Bisher konnten Altgeräte flächendeckend nur bei den Kommunen entsorgt werden. Ab dem 24. Juli 2016 ist das auch in großen Geschäften – mit einer Verkaufsfläche für Elektrogeräte von mindestens 400 Quadratmetern – möglich. Das Umweltbundesamt weist darauf hin, dass bei jedem Neukauf ein vergleichbares Altgerät kostenlos abgegeben werden. Wenn der Kunde bereits beim Kauf eines Geräts mitteilt, bei der Auslieferung des Neugerätes nach Hause das alte Gerät zurückzugeben, ist die Rückgabe ebenfalls kostenlos. Kleine Geräte mit einer Kantenlänge bis zu 25 Zentimetern, zum Beispiel Handys oder Radiowecker, können in den großen Geschäften auch ohne Neukauf kostenlos und in haushaltsüblicher Menge abgegeben werden - und zwar egal, wo die Altgeräte ursprünglich gekauft wurden. Ein Kassenzettel oder ähnliches muss nicht vorgelegt werden.

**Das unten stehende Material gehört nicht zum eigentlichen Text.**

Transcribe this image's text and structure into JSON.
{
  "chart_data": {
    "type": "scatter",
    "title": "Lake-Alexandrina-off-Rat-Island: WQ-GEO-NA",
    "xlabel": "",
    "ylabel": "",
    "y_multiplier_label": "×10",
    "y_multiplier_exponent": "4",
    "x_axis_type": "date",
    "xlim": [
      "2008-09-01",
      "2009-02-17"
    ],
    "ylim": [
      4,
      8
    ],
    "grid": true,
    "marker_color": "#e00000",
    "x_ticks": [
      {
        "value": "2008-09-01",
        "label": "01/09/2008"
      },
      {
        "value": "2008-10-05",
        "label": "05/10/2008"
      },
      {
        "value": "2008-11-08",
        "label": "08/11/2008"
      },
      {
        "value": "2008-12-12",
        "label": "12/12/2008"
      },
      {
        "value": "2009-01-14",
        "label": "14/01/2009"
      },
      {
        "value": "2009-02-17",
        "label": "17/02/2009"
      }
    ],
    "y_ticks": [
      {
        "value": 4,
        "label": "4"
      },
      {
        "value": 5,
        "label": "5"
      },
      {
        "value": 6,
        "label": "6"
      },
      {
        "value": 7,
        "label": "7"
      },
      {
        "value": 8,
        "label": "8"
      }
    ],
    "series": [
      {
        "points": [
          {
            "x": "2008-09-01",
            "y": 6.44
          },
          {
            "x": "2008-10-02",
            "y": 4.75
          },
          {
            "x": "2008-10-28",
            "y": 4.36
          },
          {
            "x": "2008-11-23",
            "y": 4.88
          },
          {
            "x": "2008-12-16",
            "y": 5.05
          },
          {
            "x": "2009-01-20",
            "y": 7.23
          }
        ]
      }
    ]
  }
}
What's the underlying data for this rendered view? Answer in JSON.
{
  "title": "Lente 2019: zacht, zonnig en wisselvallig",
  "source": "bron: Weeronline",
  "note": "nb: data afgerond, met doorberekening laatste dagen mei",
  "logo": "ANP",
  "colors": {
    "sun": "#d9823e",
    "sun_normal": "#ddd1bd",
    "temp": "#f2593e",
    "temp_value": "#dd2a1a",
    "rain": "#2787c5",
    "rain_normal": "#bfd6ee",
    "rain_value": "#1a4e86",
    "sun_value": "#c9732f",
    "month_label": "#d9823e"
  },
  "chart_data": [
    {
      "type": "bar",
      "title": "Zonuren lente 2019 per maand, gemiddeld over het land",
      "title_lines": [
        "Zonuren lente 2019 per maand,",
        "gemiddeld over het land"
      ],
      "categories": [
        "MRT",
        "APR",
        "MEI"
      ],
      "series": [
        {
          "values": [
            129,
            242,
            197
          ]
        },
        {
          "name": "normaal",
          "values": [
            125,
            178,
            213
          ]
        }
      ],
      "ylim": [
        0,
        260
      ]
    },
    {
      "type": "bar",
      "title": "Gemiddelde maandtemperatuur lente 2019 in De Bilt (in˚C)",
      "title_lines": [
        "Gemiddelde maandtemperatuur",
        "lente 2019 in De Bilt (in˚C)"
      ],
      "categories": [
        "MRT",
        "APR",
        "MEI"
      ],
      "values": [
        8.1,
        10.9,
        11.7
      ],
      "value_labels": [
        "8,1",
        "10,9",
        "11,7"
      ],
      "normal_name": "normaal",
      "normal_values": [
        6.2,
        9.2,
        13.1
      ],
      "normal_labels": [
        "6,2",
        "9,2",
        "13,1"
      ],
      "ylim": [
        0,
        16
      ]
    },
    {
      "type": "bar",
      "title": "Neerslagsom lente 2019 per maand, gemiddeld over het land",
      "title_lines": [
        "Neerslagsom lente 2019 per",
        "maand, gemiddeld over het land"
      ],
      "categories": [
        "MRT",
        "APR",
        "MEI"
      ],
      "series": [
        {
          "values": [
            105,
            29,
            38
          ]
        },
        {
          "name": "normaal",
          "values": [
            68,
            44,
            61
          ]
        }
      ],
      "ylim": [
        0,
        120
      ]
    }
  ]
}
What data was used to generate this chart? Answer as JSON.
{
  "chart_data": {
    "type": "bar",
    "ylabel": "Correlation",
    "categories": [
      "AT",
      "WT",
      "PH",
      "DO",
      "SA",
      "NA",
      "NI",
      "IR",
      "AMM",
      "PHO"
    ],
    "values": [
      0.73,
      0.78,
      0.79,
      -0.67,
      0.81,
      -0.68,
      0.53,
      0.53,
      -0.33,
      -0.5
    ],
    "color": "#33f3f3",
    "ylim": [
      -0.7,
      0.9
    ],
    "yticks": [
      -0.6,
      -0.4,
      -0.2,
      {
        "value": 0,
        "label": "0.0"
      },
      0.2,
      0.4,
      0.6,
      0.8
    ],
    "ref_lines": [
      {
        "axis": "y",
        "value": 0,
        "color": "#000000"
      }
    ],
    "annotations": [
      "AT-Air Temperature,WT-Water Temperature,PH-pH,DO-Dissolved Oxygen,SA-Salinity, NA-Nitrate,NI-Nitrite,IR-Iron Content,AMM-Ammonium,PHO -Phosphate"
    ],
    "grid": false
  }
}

Diese Rücknahmepflicht gilt laut Umweltbundesamt auch für den Versandhandel, in dem Fall bezieht sich die Mindestfläche von 400 Quadratmetern auf die gesamte Lager- und Versandfläche des Händlers. Ob Altgeräte an den Händler geschickt werden sollen oder eine andere Form der Rücknahme einrichtet wird, bleibt dem Händler überlassen. Spätestens ab dem 24. Juli 2016 muss die Abgabe von Altgeräten bei jedem verpflichteten Händler möglich sein.

Was passiert mit den Altgeräten?

Mit der Sammlung von Elektroaltgeräten gelten für die Händler die gleichen rechtlichen Anforderungen wie für die Hersteller. Wenn die Altgeräte nicht mehr zur Wiederverwendung geeignet sind, kann der Händler sie nach den gesetzlichen Vorgaben selbst entsorgen. Alternativ gibt er sie zur fachgerechten Entsorgung an eine kommunale Sammelstelle oder einen Hersteller weiter. Die bisherigen Entsorgungsstrukturen werden also nicht verändert.